The other night I was watching some Jennifer Lynch movie no one’s heard of (as opposed to Boxing Helena and all the other Jennifer Lynch movies no one’s heard of), where Vincent D’Onofrio plays a serial killer who pretends to be a taxi cab driver, and I realized that his acting style in that and on Law & Order: Criminal Intent is not that different. This is not a criticism of him as an actor, rather it’s pointing out that Robert Goren is worse clothing and a fake cab away from abducting and killing women while training one of those women’s sons to become his serial killing Robin. D’Onofrio never slacks off either, so every episode of CI he does has his weird, creepy atmosphere to it that, despite you knowing it’s a procedural on NBC/USA, Goren’s weirdness and bear-like strength could turn the entire thing into a fucking bloodbath, a tableau of guts and gristle. He could eat a man and I would say “well, that is a logical and realistic evolution of the character”. Whereas SVU sagged a lot when people stopped giving a fuck about anything, a good 40% of CI‘s success is D’Onofrio’s refusal to half-ass. The man is a full ass, even when literally Skypeing into a movie (see: Sinister).

04

“Your shortcomings are why our careers are trapped in amber, Goren.” “Yep!”
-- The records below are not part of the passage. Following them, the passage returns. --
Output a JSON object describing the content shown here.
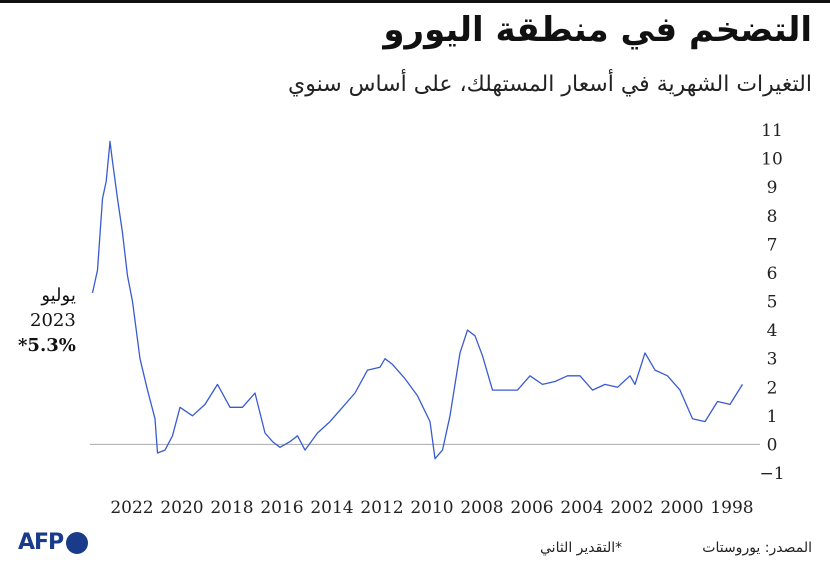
{
  "header": {
    "title": "التضخم في منطقة اليورو",
    "subtitle": "التغيرات الشهرية في أسعار المستهلك، على أساس سنوي"
  },
  "annotation": {
    "line1": "يوليو",
    "line2": "2023",
    "line3": "*5.3%"
  },
  "footer": {
    "logo": "AFP",
    "note": "*التقدير الثاني",
    "source": "المصدر: يوروستات"
  },
  "colors": {
    "line": "#3a5bd0",
    "zero_line": "#aaaaaa",
    "text": "#222222",
    "logo": "#1a3a8a"
  },
  "chart_data": {
    "type": "line",
    "x_reversed": true,
    "x_tick_labels": [
      "2022",
      "2020",
      "2018",
      "2016",
      "2014",
      "2012",
      "2010",
      "2008",
      "2006",
      "2004",
      "2002",
      "2000",
      "1998"
    ],
    "y_ticks": [
      -1,
      0,
      1,
      2,
      3,
      4,
      5,
      6,
      7,
      8,
      9,
      10,
      11
    ],
    "ylim": [
      -1,
      11
    ],
    "xlim": [
      1997.0,
      2023.6
    ],
    "series": [
      {
        "x": [
          1997.5,
          1998.0,
          1998.5,
          1999.0,
          1999.5,
          2000.0,
          2000.5,
          2001.0,
          2001.4,
          2001.8,
          2002.0,
          2002.5,
          2003.0,
          2003.5,
          2004.0,
          2004.5,
          2005.0,
          2005.5,
          2006.0,
          2006.5,
          2007.0,
          2007.5,
          2007.9,
          2008.2,
          2008.5,
          2008.8,
          2009.2,
          2009.5,
          2009.8,
          2010.0,
          2010.5,
          2011.0,
          2011.5,
          2011.8,
          2012.0,
          2012.5,
          2013.0,
          2013.5,
          2014.0,
          2014.5,
          2015.0,
          2015.3,
          2015.6,
          2016.0,
          2016.3,
          2016.6,
          2017.0,
          2017.5,
          2018.0,
          2018.5,
          2019.0,
          2019.5,
          2020.0,
          2020.3,
          2020.6,
          2020.9,
          2021.0,
          2021.3,
          2021.6,
          2021.9,
          2022.1,
          2022.3,
          2022.5,
          2022.7,
          2022.8,
          2022.95,
          2023.1,
          2023.3,
          2023.5
        ],
        "y": [
          2.1,
          1.4,
          1.5,
          0.8,
          0.9,
          1.9,
          2.4,
          2.6,
          3.2,
          2.1,
          2.4,
          2.0,
          2.1,
          1.9,
          2.4,
          2.4,
          2.2,
          2.1,
          2.4,
          1.9,
          1.9,
          1.9,
          3.1,
          3.8,
          4.0,
          3.2,
          1.0,
          -0.2,
          -0.5,
          0.8,
          1.7,
          2.3,
          2.8,
          3.0,
          2.7,
          2.6,
          1.8,
          1.3,
          0.8,
          0.4,
          -0.2,
          0.3,
          0.1,
          -0.1,
          0.1,
          0.4,
          1.8,
          1.3,
          1.3,
          2.1,
          1.4,
          1.0,
          1.3,
          0.3,
          -0.2,
          -0.3,
          0.9,
          1.9,
          3.0,
          5.0,
          5.9,
          7.4,
          8.6,
          9.9,
          10.6,
          9.2,
          8.6,
          6.1,
          5.3
        ]
      }
    ]
  }
}
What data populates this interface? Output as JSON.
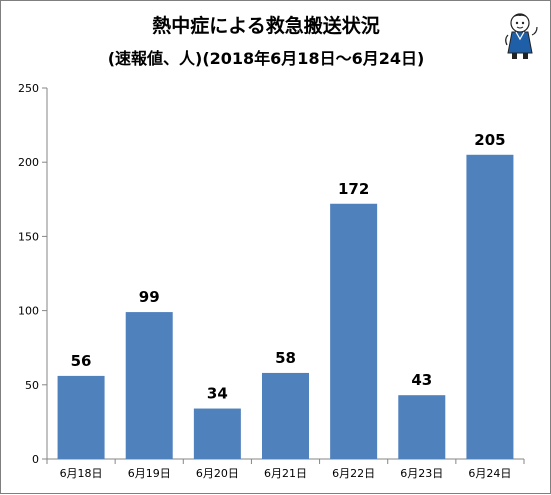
{
  "chart_data": {
    "type": "bar",
    "title": "熱中症による救急搬送状況",
    "subtitle": "(速報値、人)(2018年6月18日～6月24日)",
    "xlabel": "",
    "ylabel": "",
    "categories": [
      "6月18日",
      "6月19日",
      "6月20日",
      "6月21日",
      "6月22日",
      "6月23日",
      "6月24日"
    ],
    "values": [
      56,
      99,
      34,
      58,
      172,
      43,
      205
    ],
    "ylim": [
      0,
      250
    ],
    "yticks": [
      0,
      50,
      100,
      150,
      200,
      250
    ],
    "grid": false,
    "legend": "none",
    "bar_color": "#4f81bd",
    "axis_color": "#868686"
  },
  "mascot": {
    "icon": "mascot-character-icon"
  }
}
“Smile” suffers from the complication posing as complexity of a lot of episodes of Dick Wolf’s empire, but it still remains a classic outing for our good friend Jim Gaffigan, who after these roles on Criminal Intent probably cut himself while doing his self-critical voice. Remember, Jim Gaffigan: 1 (800) 273-8255 is just a phone device away. Or just count your money so you don’t give a shit that you’re the go to guy to portray a hapless middle management type too short-sighted, ignorant and what the hell ugly to commit an almost perfect murder. So Jim Gaffigan Month may be ending, but that doesn’t mean it has to in your hearts. Maybe he’ll appear on SVU sometime! It hasn’t happened yet, and Mariska Hargitay’s weekly babyfest has no intent on stopping and they’re always in need of fresh bodies to accuse of pedophilia.